On a work trip to Shanghai last Friday, I sat in my cab and marvelled at the gleaming towers, giant billboards and the frenetic pace of the people in the business districts of the giant city.
Then my cab driver asked me something which I assumed to be permission for him to excuse himself because he needed to find a toilet urgently. I also assumed that he had spotted a public lavatory somewhere close to the junction where he had stopped the taxi.
That public toilet turned out to be a bush on the edge of a small park next to the road.
There have been other rude reminders that I was in China, but this one still shocked me enough for me to fumble and drop my phone while I tried to sneak a photo.
On foot later, there was the usual array of people spitting on the sidewalk before crossing the road, people not fearing for their lives by riding a motorcycle while holding an umbrella and people not caring about other people’s health by smoking in a taxi queue and at the top of the subways’ escalators. I stood in the rain just to avoid smokers blowing smoke at me.
Maybe it’s because I go there without my family, but I’m always glad to leave Shanghai for home, and can’t wait to get on the plane. At the airport, the feeling becomes stronger because no matter how modern the terminal looks, the ground staff are unsystematic – causing chaotic queues at boarding (Krisflyer Gold one line, PPS, first, business and Star Alliance Gold, one line, so it ends up with Economy passengers having the shortest line).
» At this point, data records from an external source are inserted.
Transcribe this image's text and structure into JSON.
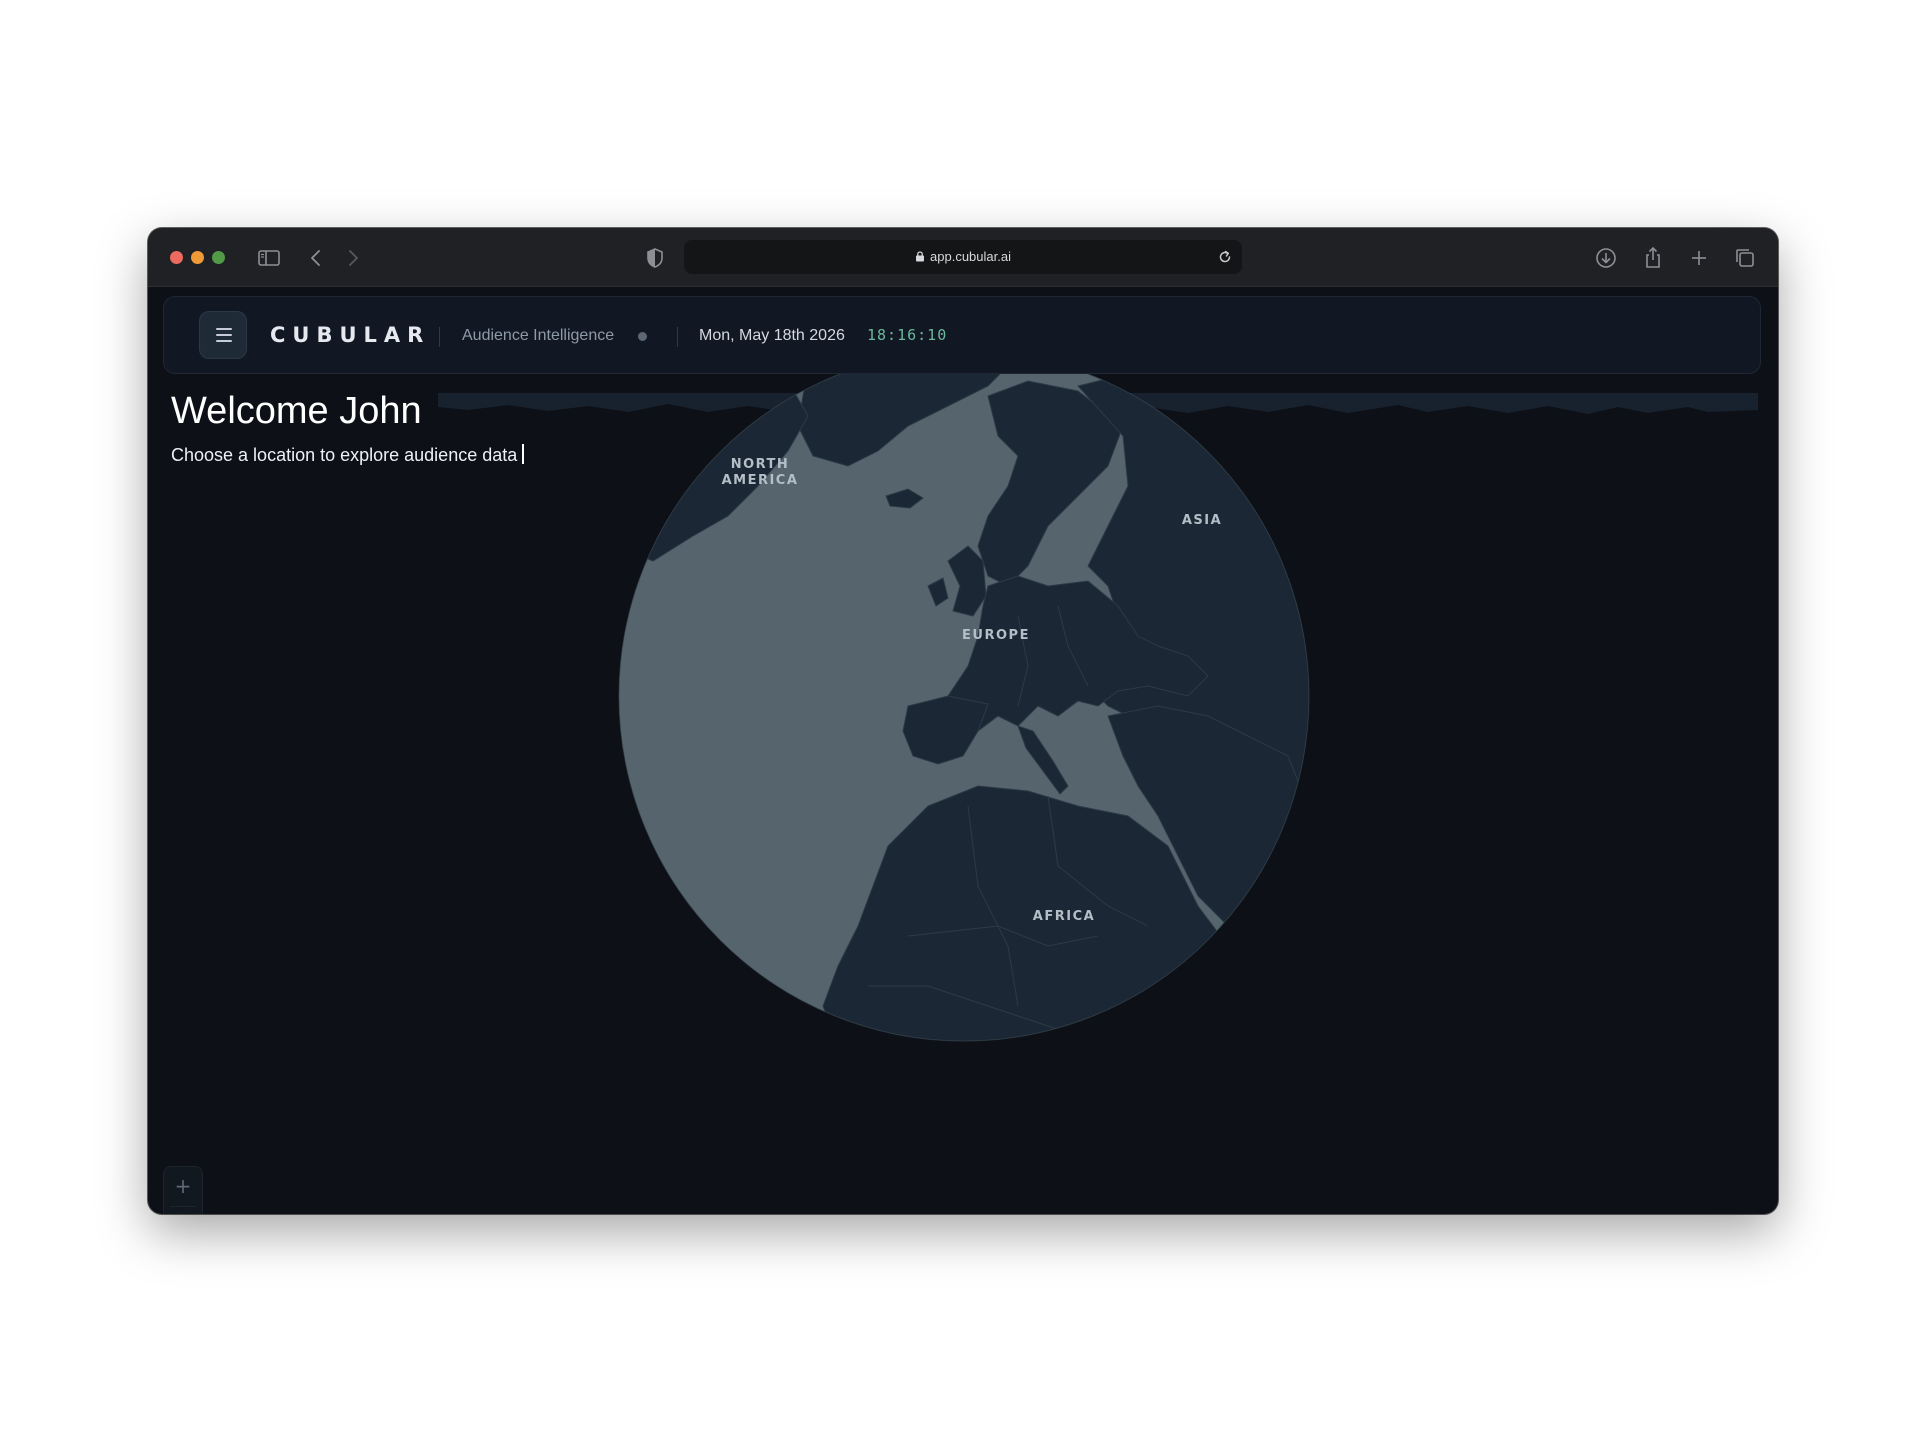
{
  "browser": {
    "url": "app.cubular.ai",
    "icons": [
      "sidebar-icon",
      "back-icon",
      "forward-icon",
      "shield-icon",
      "lock-icon",
      "reload-icon",
      "download-icon",
      "share-icon",
      "new-tab-icon",
      "tabs-overview-icon"
    ]
  },
  "header": {
    "brand": "CUBULAR",
    "subtitle": "Audience Intelligence",
    "date": "Mon, May 18th 2026",
    "time": "18:16:10"
  },
  "welcome": {
    "title": "Welcome John",
    "subtitle": "Choose a location to explore audience data"
  },
  "map": {
    "labels": {
      "north_america_line1": "NORTH",
      "north_america_line2": "AMERICA",
      "asia": "ASIA",
      "europe": "EUROPE",
      "africa": "AFRICA"
    },
    "zoom_in": "+",
    "zoom_out": "–"
  },
  "colors": {
    "background": "#0d1117",
    "ocean": "#56656d",
    "land": "#1b2734",
    "accent_time": "#6bb89a"
  }
}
Hossan and I both agree that there’s nothing like coming home, and it begins when you board a Singapore Airlines plane. I don’t care if the stewardess asks if I’d like the “G-ken with Podaydo” after she announces that the “sit beowt sigh has bin tendorf”. The service is fantastic and I think, in the last couple of years, even improved to the extent that I’d say it’s the first airline I’d consider flying anywhere, as soon as I figure out what’s wrong with their website.